Tom Mortier deserves empathy, compassion and therapy. Instead, he chose self-treatment, with lawsuits to the European Court of Human Rights. We hope that by reaching millions of readers, including those of De Morgen [in his own country], his suffering is eased.
Euthanasia, like suicide, is in the first place individual, but can also have relational aspects. As there may be an element of aggression in a suicide, so it can also be in euthanasia. Clinicians like Distelmans and De Deyn are extra cautious when the family background is disturbed. They invite their patients to get their relatives involved as much as possible in the euthanasia process. Patients may reject family involvement, but need to know that their next of kin may suffer, and doctors must ascertain that this is not the goal of their patient’s euthanasia request.

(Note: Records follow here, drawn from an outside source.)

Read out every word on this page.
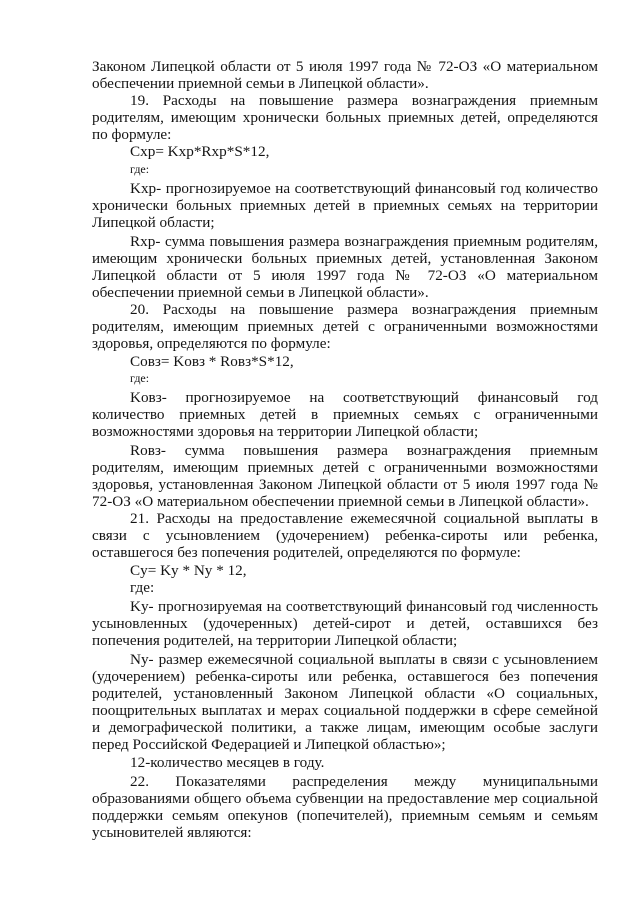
Законом Липецкой области от 5 июля 1997 года № 72-ОЗ «О материальном обеспечении приемной семьи в Липецкой области».

19. Расходы на повышение размера вознаграждения приемным родителям, имеющим хронически больных приемных детей, определяются по формуле:

Cхр= Kхр*Rхр*S*12,

где:

Kхр- прогнозируемое на соответствующий финансовый год количество хронически больных приемных детей в приемных семьях на территории Липецкой области;

Rхр- сумма повышения размера вознаграждения приемным родителям, имеющим хронически больных приемных детей, установленная Законом Липецкой области от 5 июля 1997 года № 72-ОЗ «О материальном обеспечении приемной семьи в Липецкой области».

20. Расходы на повышение размера вознаграждения приемным родителям, имеющим приемных детей с ограниченными возможностями здоровья, определяются по формуле:

Cовз= Kовз * Rовз*S*12,

где:

Kовз- прогнозируемое на соответствующий финансовый год количество приемных детей в приемных семьях с ограниченными возможностями здоровья на территории Липецкой области;

Rовз- сумма повышения размера вознаграждения приемным родителям, имеющим приемных детей с ограниченными возможностями здоровья, установленная Законом Липецкой области от 5 июля 1997 года № 72-ОЗ «О материальном обеспечении приемной семьи в Липецкой области».

21. Расходы на предоставление ежемесячной социальной выплаты в связи с усыновлением (удочерением) ребенка-сироты или ребенка, оставшегося без попечения родителей, определяются по формуле:

Cу= Kу * Nу * 12,

где:

Kу- прогнозируемая на соответствующий финансовый год численность усыновленных (удочеренных) детей-сирот и детей, оставшихся без попечения родителей, на территории Липецкой области;

Nу- размер ежемесячной социальной выплаты в связи с усыновлением (удочерением) ребенка-сироты или ребенка, оставшегося без попечения родителей, установленный Законом Липецкой области «О социальных, поощрительных выплатах и мерах социальной поддержки в сфере семейной и демографической политики, а также лицам, имеющим особые заслуги перед Российской Федерацией и Липецкой областью»;

12-количество месяцев в году.

22. Показателями распределения между муниципальными образованиями общего объема субвенции на предоставление мер социальной поддержки семьям опекунов (попечителей), приемным семьям и семьям усыновителей являются:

We are not only concerned for Tom Mortier but also for millions of readers that are likely to have been misled and distressed [by Aviv’s alarming information]. Certainly, the Belgian model of end-of-life care has shortcomings. However, the imperfections of end-of-life care are dwarfed by the reasonable assurance for Belgians that they will get appropriate palliative care and will die according to their wishes. The Canadian province of Quebec has recently adopted a law on end-of-life care that largely emulates the Belgian model.
What if a Belgian journalist would set out to study the American organisation of—say—scientific research, and come up with the more sensational story of a few disgruntled scientists? She would be entitled to her personal views (e.g. aversion to science), but she should not disguise them under a misleading flag. Aviv’s discredit of doctors and the Belgian model was then just collateral damage.
To paraphrase her subtitle: “when should a journalist be allowed to produce smoke and mirrors?”
Jan Bernheim Professor em. of Medicine and researcher in the End-of-Life Care Research Group (Free University Brussels and Ghent University).
Etienne Vermeersch is Emeritus Professor of Philosophy and Bio-Ethics (Ghent University).
------------------------------
This article was written in response to Rachel Aviv’s article “The Death Treatment: When should people with a non-terminal illness be helped to die?” which was published in the June 22nd 2015 edition of The New Yorker, pages 56–65.
The New Yorker didn't publish this response.